Questioni che non tornano (perché non sono mai passate)


…  non che fugga dalle interessantissime questioni emerse nella discussione sulla secessione. E’ che sono state poste (qui e parallelamente) questioni difficili, che  mettono alla prova il pensiero  …

Intanto, per ragioni varie, mi sono riletto Il partito popolare di De Rosa.

Cavoli che “botta”! Il periodo 1919/1924 vede emergere una serie di nodi cruciali e Sturzo li affronta tutti. E’ impressionante come ci siano alcune che questioni che sarebbe errato dire che tornano. In realtà non se ne sono mai andate. Permangono. Per la storia del nostro paese …

1. ,.. se non si forma una destra democratica consistente, come fu la “destra storica” (ma allora c’era una democrazia per pochi), e se – in mancanza di ciò -i popolari non si fanno carico di rappresentare anche gran parte dei conservatori, resta un varco enorme alla destra antisistema (magari tale anche solo perché clericale. (Negli ultimi cento anni abbiamo avuto tre destre senza popolari: Giolitti, Mussolini e Berlusconi. Berlusconi è stato nettamente il migliore di questi. Azzerarlo non conviene neppure ai riformisti.)

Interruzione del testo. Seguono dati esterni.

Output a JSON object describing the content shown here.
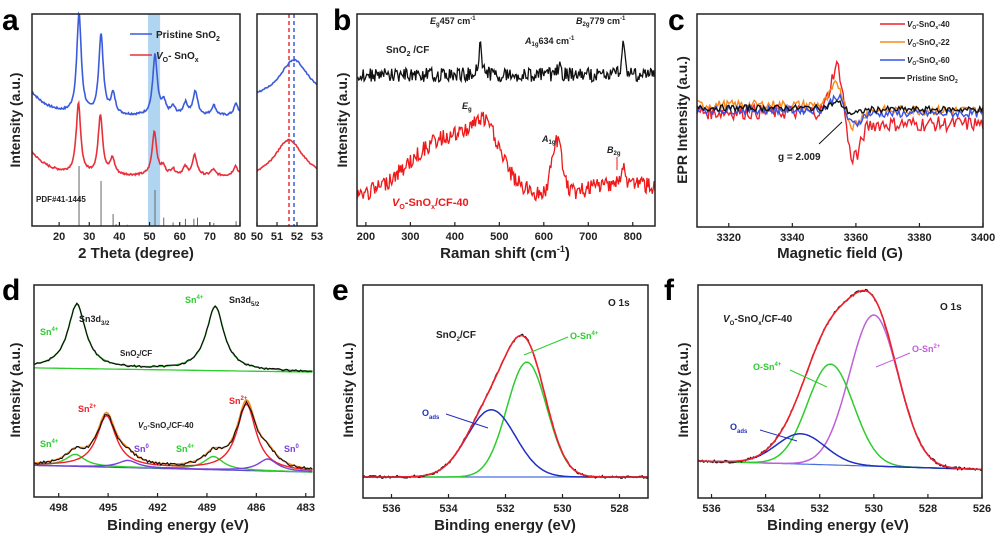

2. Se Turati non rompe con i Massimalisti, Sturzo non ha con chi fare il centro-sinistra. (Saragat è stato l’unico socialista ad avere il coraggio di fare di quella rottura una scelta strategica e poi, ma su di un altro piano, la Cisl di Carniti. E’ vero, Veltroni aveva distrutto un pezzo di massimalisti nel 2008, ma il pezzo principale se l’era tenuto dentro il Pd. Poi ha contraddetto tutto. Forse non si era neppure accorto del miracolo che gli era riuscito. Forse non voleva neppure tanto? E gli è riuscito con il Porcellum! Chi ha orecchi per intendere …)

3. Naturalmente, Sturzo fece quello che fece perché non era un indipendente, ma una organizzazione.

4. Cruciale e prototipica fu la svolta di Mussolini del 1921 nei rapporti con Chiesa.  Si incuneò tra gerarchia e popolari offrendo agli ecclesiastici di più. Non solo più di quanto volevano offrire i popolari, ma anche di più da quanto (oggi) la Chiesa sa di poter chiedere ad un regime politico.  (Posto che alla gerarchia ecclesiastica competente per l’Italia all’inizio degli anni ’20 di libertà e dignità umana in generale interessava fino ad un certo punto.)

5. Se una mediazione politica di cattolici non prende le distanze dalla gerarchia (ovvero se non si assume in proprio la responsabilità di una mediazione politica) non genera il paradigma alternativo ai clerico-moderati, ma se prende una distanza eccessiva dalle gerarchie crea un varco pericoloso per la Chiesa e la democrazia in cui si inseriscono i clerico-reazionari di ogni fase.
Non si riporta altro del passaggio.